My printer is an Epson 2200.  I've not thought to upgrade; I need a new scanner more than anything these days.  The 2200 gives beautiful color inkjets but awful B&W.  My thought when I first got it was that I could scan my negatives and print my B&W stuff.  Not!!   It's because of the poor B&W from the 2200 that I took the jump and bought my enlarger.  haha


----------



## RichardH (Nov 20, 2012)

terri said:


> My printer is an Epson 2200.  I've not thought to upgrade; I need a new scanner more than anything these days.  The 2200 gives beautiful color inkjets but awful B&W.  My thought when I first got it was that I could scan my negatives and print my B&W stuff.  Not!!   It's because of the poor B&W from the 2200 that I took the jump and bought my enlarger.  haha




The r3000 has 4 black inks and it also uses some colored ones for B+W also. With prints side by side, you can tell a difference. I am leaning more toward the inkjet though. 
The first prints I made with it was of a church ( before and after remodel) that a friend asked me to print. I used the PS program to do a little retouching. They gave me a cd with the newer shot they had taken and an old print of before. I scanned the print and made them a 11x14 of each. Both turned out great. They were satisfied and thats what counted anyway.

I am totally new at the PS program and computers have not been my best venture to use.
So much to learn and play with.

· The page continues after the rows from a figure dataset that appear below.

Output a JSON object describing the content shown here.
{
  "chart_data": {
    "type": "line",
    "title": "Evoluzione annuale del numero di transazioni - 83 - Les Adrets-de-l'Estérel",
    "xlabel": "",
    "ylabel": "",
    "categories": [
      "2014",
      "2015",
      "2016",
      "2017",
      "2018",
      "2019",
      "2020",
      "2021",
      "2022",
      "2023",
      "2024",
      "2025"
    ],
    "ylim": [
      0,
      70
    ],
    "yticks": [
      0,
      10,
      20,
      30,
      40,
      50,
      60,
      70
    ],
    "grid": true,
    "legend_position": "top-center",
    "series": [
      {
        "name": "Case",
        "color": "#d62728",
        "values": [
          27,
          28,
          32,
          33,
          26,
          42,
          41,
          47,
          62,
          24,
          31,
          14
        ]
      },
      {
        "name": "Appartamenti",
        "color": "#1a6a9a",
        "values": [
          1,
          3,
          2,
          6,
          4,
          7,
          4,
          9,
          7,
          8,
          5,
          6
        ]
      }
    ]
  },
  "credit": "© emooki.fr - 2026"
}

Not enough time in the day.

Thanks for the short chats and hope the holidays are good.

Richard


----------



## terri (Nov 21, 2012)

Thanks Richard!   Oh yes, Epson has come a long way with their blacks.  The 2200 only has photo/matte black and a light black.  Not much.   

Good luck with your printing!   Hope you post some of your stuff here.   

Have a wonderful Thanksgiving.


----------